By violence, I use the definition from the “Violence Integrative Prevention and Restoration (PAR) Model.” To wit: “Any action resulting from an intention to do harm or any action resulting from attempts to gain inappropriate power and control for self-serving gain which result in harm.” Such actions include war, genocide, child abuse, violent crime, torture, “honor killings” of women, rape, economic violence, bigotry, deprivation, slavery, neglect, and “ethnic cleansing.”
“How’s it working?” is, I think, a good question to ask when we want to know whether on not a technique, program, theory, approach, or process to reduce or end violence is effective. We could (and should) apply it to the application of the “punitive” approach — one humanity has commonly used for more than 10,000 years.
How is the “War on Terror” working? How is jailing 2.2 million people in the United States working? How is torture working? How is “three strikes you’re out” working? How is the concept of “enemies” working? How is building “Titan” prisons in the United Kingdom working? How is beating your kids to teach them to be better people working? How is political oppression in Burma, North Korea, and Zimbabwe working?
And violence costs us a fortune. In the United States alone, we spend more than US $1.2 trillion each year to deal with violence. There are clearly better things we could do with our financial treasure.
Terrorism and Success
For example, if terrorism really gets the results those engaged in terrorist acts want, then “get a bigger hammer” — do lots and lots more of it. Does it move the cause forward with a better quality of life for those whose lot it’s intended to improve, or does it make life even more miserable? Has “getting a bigger hammer worked?” If not, maybe all the parties to this absurd drama should try something else.

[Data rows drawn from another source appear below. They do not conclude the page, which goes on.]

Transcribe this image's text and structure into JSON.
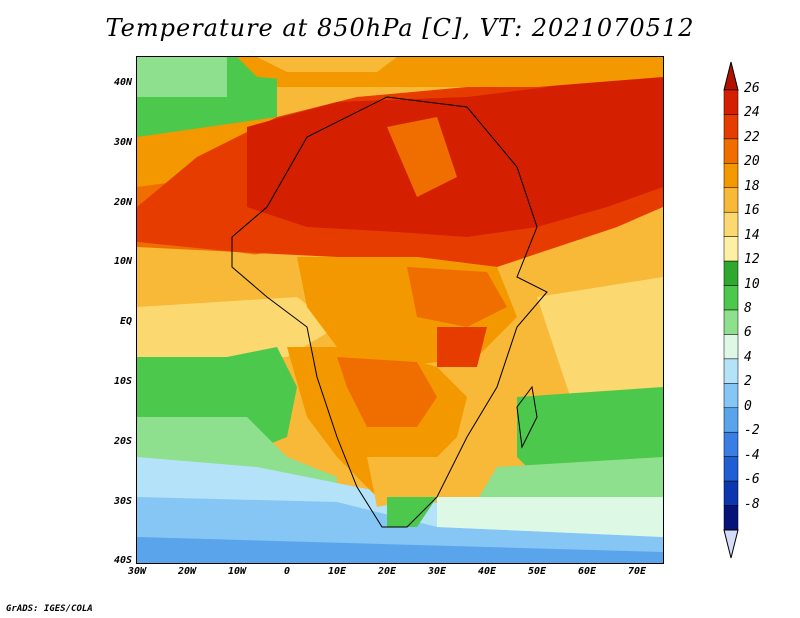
{
  "title": "Temperature at 850hPa [C], VT: 2021070512",
  "map": {
    "lat_ticks": [
      "40N",
      "30N",
      "20N",
      "10N",
      "EQ",
      "10S",
      "20S",
      "30S",
      "40S"
    ],
    "lon_ticks": [
      "30W",
      "20W",
      "10W",
      "0",
      "10E",
      "20E",
      "30E",
      "40E",
      "50E",
      "60E",
      "70E"
    ]
  },
  "colorbar": {
    "levels": [
      "26",
      "24",
      "22",
      "20",
      "18",
      "16",
      "14",
      "12",
      "10",
      "8",
      "6",
      "4",
      "2",
      "0",
      "-2",
      "-4",
      "-6",
      "-8"
    ],
    "colors": [
      "#d42000",
      "#e63c00",
      "#f06e00",
      "#f49800",
      "#f8b838",
      "#fcd870",
      "#fdf0a4",
      "#2ea82e",
      "#4cc84c",
      "#8ee08e",
      "#def8e6",
      "#b4e2f8",
      "#86c6f4",
      "#5aa4ec",
      "#3a7ee4",
      "#205ed4",
      "#0c36b0",
      "#06147a"
    ],
    "top_color": "#b41000",
    "bottom_color": "#d4dcf8"
  },
  "credit": "GrADS: IGES/COLA"
}
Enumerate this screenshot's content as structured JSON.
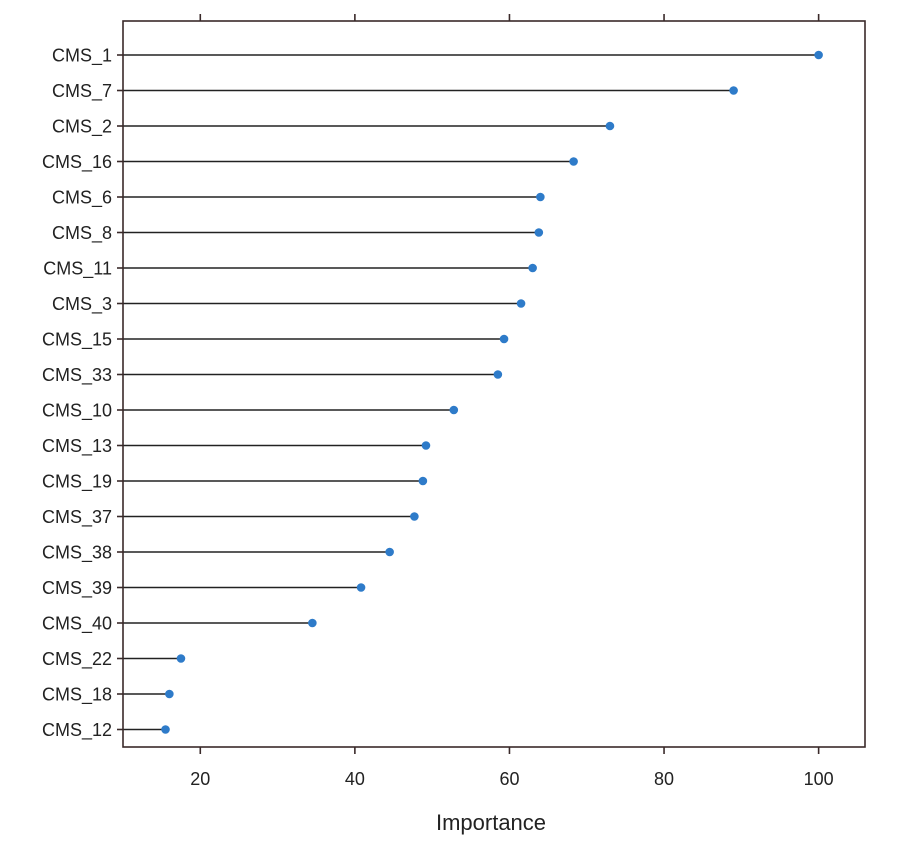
{
  "chart_data": {
    "type": "lollipop",
    "xlabel": "Importance",
    "ylabel": "",
    "xlim": [
      10,
      106
    ],
    "xticks": [
      20,
      40,
      60,
      80,
      100
    ],
    "grid": false,
    "point_color": "#2e7bc9",
    "stem_color": "#222222",
    "frame_color": "#3a2a2a",
    "categories": [
      "CMS_1",
      "CMS_7",
      "CMS_2",
      "CMS_16",
      "CMS_6",
      "CMS_8",
      "CMS_11",
      "CMS_3",
      "CMS_15",
      "CMS_33",
      "CMS_10",
      "CMS_13",
      "CMS_19",
      "CMS_37",
      "CMS_38",
      "CMS_39",
      "CMS_40",
      "CMS_22",
      "CMS_18",
      "CMS_12"
    ],
    "values": [
      100,
      89,
      73,
      68.3,
      64,
      63.8,
      63,
      61.5,
      59.3,
      58.5,
      52.8,
      49.2,
      48.8,
      47.7,
      44.5,
      40.8,
      34.5,
      17.5,
      16,
      15.5
    ]
  }
}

It’s clear we need to make a change. The traditional punitive model rarely works and, when it does, it’s only over a short term. We need a better way — one that is evidence-based (thus successfully answering the question, “How’s it working?”) and free of political or religious bias. The PAR Model — built on a public health foundation — fits the bill. With preliminary results in, including startling results at a Level 5 (maximum security) prison, this approach is part of a revolution of promise and hope — one which rejects many conventional notions about violence. This new Model allows us to move from despair and powerlessness to effective restoration and healing.